Gaza, a tiny strip of land with a population of more than 2 million, was under a long, Israeli-led blockade before the war between Israel and Palestinian group Hamas erupted.

Palestinians and medical workers have accused the Israeli military of attacking hospitals, allegations it rejects.

Israel accuses Hamas of operating from medical facilities and running command centers underneath them, which Hamas denies.

Patients in need of medical care, food and water are paying the price.

There have been more than 600 attacks on health facilities since the conflict began, the WHO says, without attributing blame. It has described the health sector in Gaza as being "on its knees", with shortages of fuel, medical supplies and frequent arrivals of mass casualties.

Just half of Gaza's 36 general hospitals are partially functioning, according to the UN agency.
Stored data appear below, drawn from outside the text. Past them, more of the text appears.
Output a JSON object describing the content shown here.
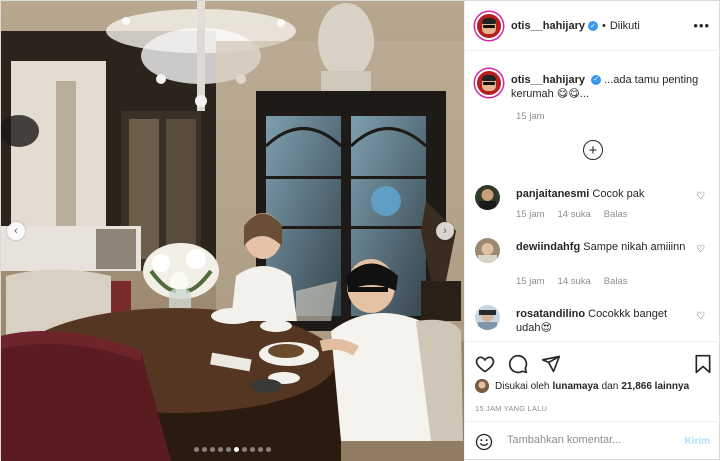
{
  "header": {
    "username": "otis__hahijary",
    "verified_mark": "✓",
    "separator": "•",
    "follow_status": "Diikuti",
    "more_icon": "more-horizontal-icon"
  },
  "caption": {
    "username": "otis__hahijary",
    "text": "...ada tamu penting kerumah 😋😋...",
    "time": "15 jam"
  },
  "load_more_icon": "plus-circle-icon",
  "comments": [
    {
      "username": "panjaitanesmi",
      "text": "Cocok pak",
      "time": "15 jam",
      "likes": "14 suka",
      "reply": "Balas"
    },
    {
      "username": "dewiindahfg",
      "text": "Sampe nikah amiiinn",
      "time": "15 jam",
      "likes": "14 suka",
      "reply": "Balas"
    },
    {
      "username": "rosatandilino",
      "text": "Cocokkk banget udah😍",
      "time": "",
      "likes": "",
      "reply": ""
    }
  ],
  "likes": {
    "prefix": "Disukai oleh",
    "first_user": "lunamaya",
    "connector": "dan",
    "others": "21,866 lainnya"
  },
  "post_date": "15 JAM YANG LALU",
  "comment_box": {
    "placeholder": "Tambahkan komentar...",
    "post_label": "Kirim"
  },
  "carousel": {
    "count": 10,
    "active_index": 5
  },
  "colors": {
    "verified": "#3897f0",
    "post_button_disabled": "#b2dffc",
    "muted_text": "#8e8e8e"
  }
}
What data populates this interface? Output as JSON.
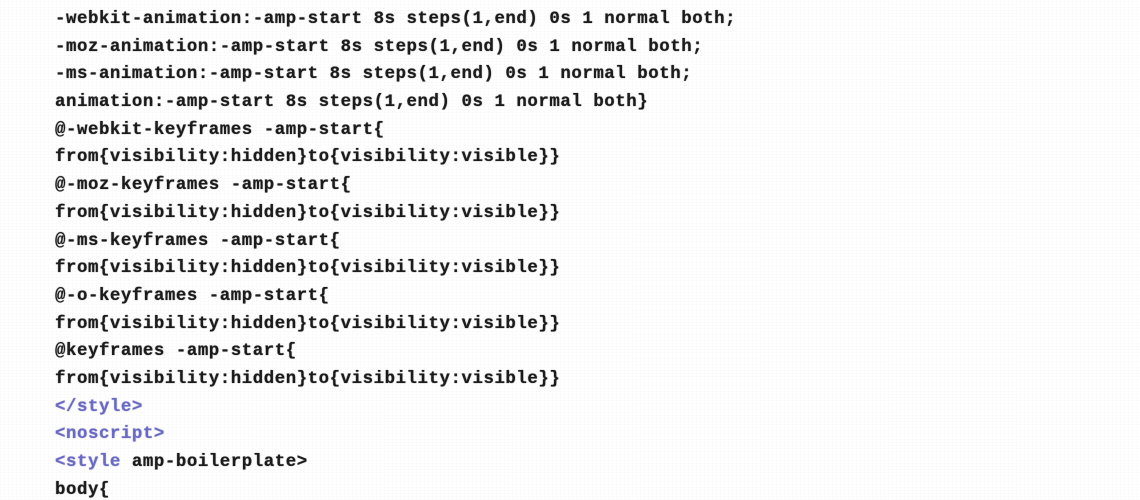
{
  "document": {
    "kind": "code-listing",
    "language": "html-css",
    "description": "AMP boilerplate stylesheet source code listing",
    "background_color": "#ffffff",
    "plain_text_color": "#1a1a1a",
    "tag_text_color": "#6a6ac4"
  },
  "code": {
    "lines": [
      {
        "index": 1,
        "text": "-webkit-animation:-amp-start 8s steps(1,end) 0s 1 normal both;",
        "tokens": [
          {
            "type": "plain",
            "text": "-webkit-animation:-amp-start 8s steps(1,end) 0s 1 normal both;"
          }
        ]
      },
      {
        "index": 2,
        "text": "-moz-animation:-amp-start 8s steps(1,end) 0s 1 normal both;",
        "tokens": [
          {
            "type": "plain",
            "text": "-moz-animation:-amp-start 8s steps(1,end) 0s 1 normal both;"
          }
        ]
      },
      {
        "index": 3,
        "text": "-ms-animation:-amp-start 8s steps(1,end) 0s 1 normal both;",
        "tokens": [
          {
            "type": "plain",
            "text": "-ms-animation:-amp-start 8s steps(1,end) 0s 1 normal both;"
          }
        ]
      },
      {
        "index": 4,
        "text": "animation:-amp-start 8s steps(1,end) 0s 1 normal both}",
        "tokens": [
          {
            "type": "plain",
            "text": "animation:-amp-start 8s steps(1,end) 0s 1 normal both}"
          }
        ]
      },
      {
        "index": 5,
        "text": "@-webkit-keyframes -amp-start{",
        "tokens": [
          {
            "type": "plain",
            "text": "@-webkit-keyframes -amp-start{"
          }
        ]
      },
      {
        "index": 6,
        "text": "from{visibility:hidden}to{visibility:visible}}",
        "tokens": [
          {
            "type": "plain",
            "text": "from{visibility:hidden}to{visibility:visible}}"
          }
        ]
      },
      {
        "index": 7,
        "text": "@-moz-keyframes -amp-start{",
        "tokens": [
          {
            "type": "plain",
            "text": "@-moz-keyframes -amp-start{"
          }
        ]
      },
      {
        "index": 8,
        "text": "from{visibility:hidden}to{visibility:visible}}",
        "tokens": [
          {
            "type": "plain",
            "text": "from{visibility:hidden}to{visibility:visible}}"
          }
        ]
      },
      {
        "index": 9,
        "text": "@-ms-keyframes -amp-start{",
        "tokens": [
          {
            "type": "plain",
            "text": "@-ms-keyframes -amp-start{"
          }
        ]
      },
      {
        "index": 10,
        "text": "from{visibility:hidden}to{visibility:visible}}",
        "tokens": [
          {
            "type": "plain",
            "text": "from{visibility:hidden}to{visibility:visible}}"
          }
        ]
      },
      {
        "index": 11,
        "text": "@-o-keyframes -amp-start{",
        "tokens": [
          {
            "type": "plain",
            "text": "@-o-keyframes -amp-start{"
          }
        ]
      },
      {
        "index": 12,
        "text": "from{visibility:hidden}to{visibility:visible}}",
        "tokens": [
          {
            "type": "plain",
            "text": "from{visibility:hidden}to{visibility:visible}}"
          }
        ]
      },
      {
        "index": 13,
        "text": "@keyframes -amp-start{",
        "tokens": [
          {
            "type": "plain",
            "text": "@keyframes -amp-start{"
          }
        ]
      },
      {
        "index": 14,
        "text": "from{visibility:hidden}to{visibility:visible}}",
        "tokens": [
          {
            "type": "plain",
            "text": "from{visibility:hidden}to{visibility:visible}}"
          }
        ]
      },
      {
        "index": 15,
        "text": "</style>",
        "tokens": [
          {
            "type": "tag",
            "text": "</style>"
          }
        ]
      },
      {
        "index": 16,
        "text": "<noscript>",
        "tokens": [
          {
            "type": "tag",
            "text": "<noscript>"
          }
        ]
      },
      {
        "index": 17,
        "text": "<style amp-boilerplate>",
        "tokens": [
          {
            "type": "tag",
            "text": "<style"
          },
          {
            "type": "plain",
            "text": " amp-boilerplate>"
          }
        ]
      },
      {
        "index": 18,
        "text": "body{",
        "tokens": [
          {
            "type": "plain",
            "text": "body{"
          }
        ]
      }
    ]
  }
}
Abu Selmia warned of a humanitarian catastrophe and accused Israel of "trickle-feeding" fuel to Gaza's hospitals.

COGAT, the Israeli military aid coordination agency, did not immediately respond to a request for comment about fuel shortages at Gaza's medical facilities and the risk to patients.

OXYGEN RISK

Abu Selmia said Al Shifa's dialysis department had been shut down to protect the intensive care unit and operating rooms, which can't be without electricity for even a few minutes.
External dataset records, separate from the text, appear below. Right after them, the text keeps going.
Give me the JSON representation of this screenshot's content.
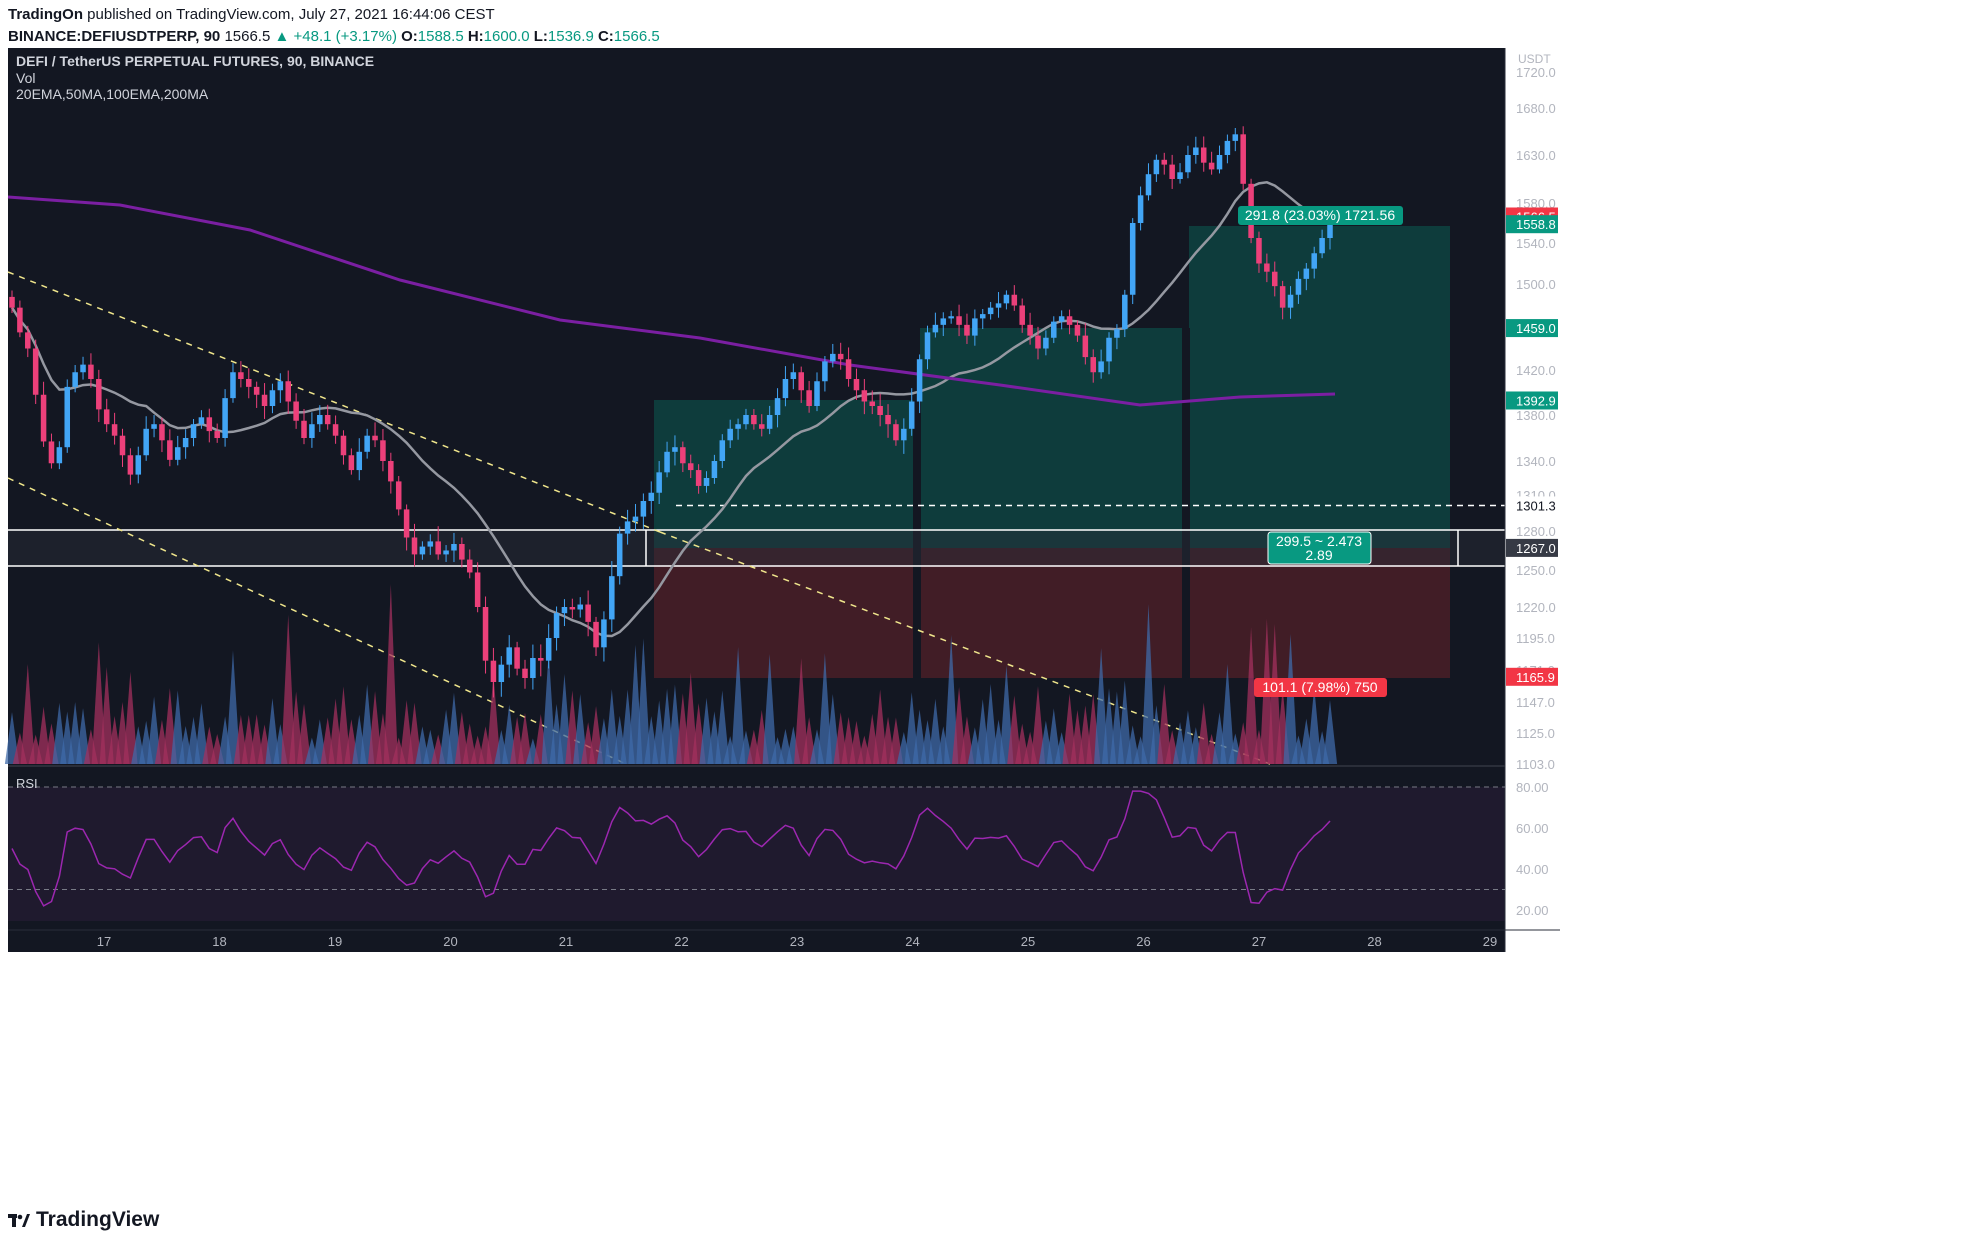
{
  "header": {
    "publisher": "TradingOn",
    "published_text": "published on TradingView.com, July 27, 2021 16:44:06 CEST",
    "symbol": "BINANCE:DEFIUSDTPERP, 90",
    "last": "1566.5",
    "change": "+48.1 (+3.17%)",
    "o_label": "O:",
    "o": "1588.5",
    "h_label": "H:",
    "h": "1600.0",
    "l_label": "L:",
    "l": "1536.9",
    "c_label": "C:",
    "c": "1566.5"
  },
  "legend": {
    "title": "DEFI / TetherUS PERPETUAL FUTURES, 90, BINANCE",
    "vol": "Vol",
    "mas": "20EMA,50MA,100EMA,200MA"
  },
  "rsi_label": "RSI",
  "currency": "USDT",
  "footer_brand": "TradingView",
  "colors": {
    "background": "#131722",
    "up": "#42a5f5",
    "down": "#ec407a",
    "ma50": "#9598a1",
    "ma200": "#7b1fa2",
    "rsi_line": "#9c27b0",
    "target_zone": "#0d4a46",
    "stop_zone": "#4a1f27",
    "badge_green": "#089981",
    "badge_red": "#f23645"
  },
  "chart_data": {
    "type": "candlestick",
    "title": "DEFI / TetherUS PERPETUAL FUTURES, 90, BINANCE",
    "price_axis": {
      "ticks": [
        "1720.0",
        "1680.0",
        "1630.0",
        "1580.0",
        "1540.0",
        "1500.0",
        "1420.0",
        "1380.0",
        "1340.0",
        "1310.0",
        "1280.0",
        "1250.0",
        "1220.0",
        "1195.0",
        "1171.0",
        "1147.0",
        "1125.0",
        "1103.0"
      ],
      "tick_values": [
        1720,
        1680,
        1630,
        1580,
        1540,
        1500,
        1420,
        1380,
        1340,
        1310,
        1280,
        1250,
        1220,
        1195,
        1171,
        1147,
        1125,
        1103
      ],
      "labels": [
        {
          "text": "1566.5",
          "value": 1566.5,
          "color": "#f23645"
        },
        {
          "text": "1558.8",
          "value": 1558.8,
          "color": "#089981"
        },
        {
          "text": "1459.0",
          "value": 1459.0,
          "color": "#089981"
        },
        {
          "text": "1392.9",
          "value": 1392.9,
          "color": "#089981"
        },
        {
          "text": "1301.3",
          "value": 1301.3,
          "color": "#ffffff"
        },
        {
          "text": "1267.0",
          "value": 1267.0,
          "color": "#363a45"
        },
        {
          "text": "1165.9",
          "value": 1165.9,
          "color": "#f23645"
        }
      ]
    },
    "time_axis": {
      "labels": [
        "17",
        "18",
        "19",
        "20",
        "21",
        "22",
        "23",
        "24",
        "25",
        "26",
        "27",
        "28",
        "29"
      ],
      "positions": [
        1,
        2,
        3,
        4,
        5,
        6,
        7,
        8,
        9,
        10,
        11,
        12,
        13
      ]
    },
    "series": [
      {
        "name": "DEFI/USDT",
        "type": "candlestick",
        "close": [
          1478,
          1455,
          1440,
          1398,
          1357,
          1338,
          1352,
          1405,
          1418,
          1425,
          1412,
          1385,
          1372,
          1362,
          1345,
          1328,
          1345,
          1368,
          1372,
          1358,
          1341,
          1352,
          1360,
          1372,
          1378,
          1366,
          1360,
          1395,
          1418,
          1412,
          1405,
          1398,
          1388,
          1402,
          1410,
          1392,
          1375,
          1360,
          1372,
          1380,
          1372,
          1362,
          1345,
          1332,
          1348,
          1362,
          1358,
          1340,
          1322,
          1298,
          1275,
          1262,
          1268,
          1272,
          1262,
          1265,
          1270,
          1258,
          1248,
          1220,
          1178,
          1162,
          1175,
          1188,
          1172,
          1165,
          1180,
          1178,
          1195,
          1215,
          1220,
          1218,
          1222,
          1208,
          1188,
          1210,
          1245,
          1278,
          1288,
          1292,
          1305,
          1312,
          1330,
          1348,
          1352,
          1338,
          1332,
          1318,
          1325,
          1340,
          1358,
          1368,
          1372,
          1380,
          1372,
          1368,
          1380,
          1395,
          1412,
          1418,
          1402,
          1388,
          1410,
          1428,
          1435,
          1430,
          1412,
          1402,
          1392,
          1388,
          1380,
          1372,
          1358,
          1368,
          1392,
          1430,
          1455,
          1462,
          1468,
          1470,
          1462,
          1452,
          1468,
          1472,
          1478,
          1482,
          1490,
          1480,
          1462,
          1452,
          1440,
          1450,
          1465,
          1470,
          1462,
          1452,
          1432,
          1418,
          1428,
          1450,
          1458,
          1490,
          1560,
          1588,
          1610,
          1625,
          1620,
          1605,
          1612,
          1630,
          1638,
          1622,
          1615,
          1630,
          1645,
          1652,
          1600,
          1545,
          1520,
          1512,
          1498,
          1478,
          1490,
          1505,
          1515,
          1530,
          1545,
          1566
        ],
        "note": "approximate closes read from chart"
      }
    ],
    "indicators": [
      "20EMA",
      "50MA",
      "100EMA",
      "200MA",
      "Vol",
      "RSI"
    ],
    "annotations": [
      {
        "text": "291.8 (23.03%) 1721.56",
        "kind": "target"
      },
      {
        "text": "299.5 ~ 2.473",
        "kind": "position"
      },
      {
        "text": "2.89",
        "kind": "ratio"
      },
      {
        "text": "101.1 (7.98%) 750",
        "kind": "stop"
      }
    ],
    "rsi": {
      "ticks": [
        "80.00",
        "60.00",
        "40.00",
        "20.00"
      ],
      "tick_values": [
        80,
        60,
        40,
        20
      ]
    },
    "grid": false
  }
}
There are around 100 premature babies in Gaza City hospitals whose lives are at serious risk, he said. Before the war, there were 110 incubators in northern Gaza compared to about 40 now, said Abu Selmia.

"Oxygen stations will stop working. A hospital without oxygen is no longer a hospital. The lab and blood banks will shut down, and the blood units in the refrigerators will spoil," Abu Selmia said, adding that the hospital could become "a graveyard for those inside".

Officials at Nasser Medical Complex in Khan Younis are also wondering how they will cope with the fuel crisis. The hospital needs 4,500 liters of fuel per day and it now has only 3,000 liters, said hospital spokesperson Mohammed Sakr.

Doctors are performing surgeries without electricity or air conditioning. The sweat from staff is dripping into patients' wounds, he said.

Earlier this year, Israel imposed a total blockade on Gaza for nearly three months, before partly lifting it. Israel accuses Hamas of diverting aid, something Hamas denies.

"You can have the best hospital staff on the planet, but if they are denied the medicines and the pain killers and now the very means for a hospital to have light ... it becomes an impossibility," said James Elder, a spokesperson for UN children's agency UNICEF, recently returned from Gaza.

The latest bloodshed in the decades-old Israeli-Palestinian conflict was triggered in October 2023, when Hamas attacked southern Israel, killing around 1,200 people and taking 251 hostages, according to Israeli tallies.

Gaza's health ministry says Israel's response has killed over 57,000 Palestinians. It has also caused a hunger crisis, internally displaced almost all Gaza's population and prompted accusations of genocide and war crimes, which Israel denies.